For the euro area, the story will change when companies start raising wages, the ECB has said. This is not yet happening so ECB President Christine Lagarde and chief economist Philip Lane have stuck to their language on “transitory” inflation that will “fade”.
But a change of view in Frankfurt may not be too far off, some think.
A growing number of policymakers feel that the outlook is murky enough not to commit too far into the future.
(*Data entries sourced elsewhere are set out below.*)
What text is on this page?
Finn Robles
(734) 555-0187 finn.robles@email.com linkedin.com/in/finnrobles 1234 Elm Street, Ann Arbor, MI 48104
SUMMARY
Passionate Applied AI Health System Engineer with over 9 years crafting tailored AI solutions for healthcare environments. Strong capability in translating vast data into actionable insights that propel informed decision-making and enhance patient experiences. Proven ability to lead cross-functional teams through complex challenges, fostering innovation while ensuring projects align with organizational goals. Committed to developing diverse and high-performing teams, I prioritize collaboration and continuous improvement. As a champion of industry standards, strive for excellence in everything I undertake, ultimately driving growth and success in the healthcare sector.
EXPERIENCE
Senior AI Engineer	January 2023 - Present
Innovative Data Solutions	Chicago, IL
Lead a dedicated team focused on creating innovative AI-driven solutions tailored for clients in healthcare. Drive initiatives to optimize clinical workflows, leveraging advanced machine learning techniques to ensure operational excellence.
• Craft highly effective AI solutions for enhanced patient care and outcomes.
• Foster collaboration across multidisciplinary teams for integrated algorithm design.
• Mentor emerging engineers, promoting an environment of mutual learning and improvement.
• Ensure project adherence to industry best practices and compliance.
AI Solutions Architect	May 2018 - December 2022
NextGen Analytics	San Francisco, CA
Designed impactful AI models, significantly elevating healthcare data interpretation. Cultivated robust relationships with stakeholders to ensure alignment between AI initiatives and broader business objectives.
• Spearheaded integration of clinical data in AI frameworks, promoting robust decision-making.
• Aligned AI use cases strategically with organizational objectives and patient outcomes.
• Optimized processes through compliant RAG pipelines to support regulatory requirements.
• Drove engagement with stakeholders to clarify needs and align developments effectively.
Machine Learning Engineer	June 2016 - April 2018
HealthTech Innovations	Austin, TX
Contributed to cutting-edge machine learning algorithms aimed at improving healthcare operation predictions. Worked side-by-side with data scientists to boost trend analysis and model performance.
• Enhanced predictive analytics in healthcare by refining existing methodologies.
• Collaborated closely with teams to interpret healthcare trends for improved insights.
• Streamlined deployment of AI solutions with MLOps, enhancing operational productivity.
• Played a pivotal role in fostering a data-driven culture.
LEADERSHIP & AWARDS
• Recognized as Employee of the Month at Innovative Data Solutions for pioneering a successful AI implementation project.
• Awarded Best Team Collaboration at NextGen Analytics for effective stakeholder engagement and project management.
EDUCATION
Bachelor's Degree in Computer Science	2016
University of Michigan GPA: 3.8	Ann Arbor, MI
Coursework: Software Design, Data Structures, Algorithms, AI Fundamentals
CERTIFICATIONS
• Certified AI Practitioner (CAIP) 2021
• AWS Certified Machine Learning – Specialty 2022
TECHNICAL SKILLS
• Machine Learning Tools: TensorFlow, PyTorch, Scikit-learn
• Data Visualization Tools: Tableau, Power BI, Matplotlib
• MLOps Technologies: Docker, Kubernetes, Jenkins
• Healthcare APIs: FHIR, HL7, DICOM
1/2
Analysts are even more outspoken.
“We see greater signs of underlying inflationary pressures building – supportive of our view that the current price shock will prove to be less transitory than the ECB thinks,” Paul Hollingsworth, Chief European Economist, BNP Paribas Markets 360 said.
UK ‘IN BETWEEN‘
The Bank of England also doesn’t appear ready to abandon its stance but some policymakers have expressed discomfort over terminology.
“Perhaps understandably, the word ‘transitory’ has become somewhat notorious of late, as central banks’ characterisation of recent inflation developments has been challenged by repeated overshoots of their inflation projections,” Huw Pill, the BoE’s new chief economist said recently.
Unlikely in the euro zone, UK inflation still has not peaked and could rise to around 5% in the second quarter of 2022 from a 10-year high of 4.2% hit in October.
Indeed, the bank has already said that increases in interest rates are likely in coming months with economists looking for its first move possibly as soon as this month.
“The Bank of England is in between, so they are probably close to the U.S. situation,” Wouter Sturkenboom, chief investment strategist for EMEA and APAC at Northern Trust said.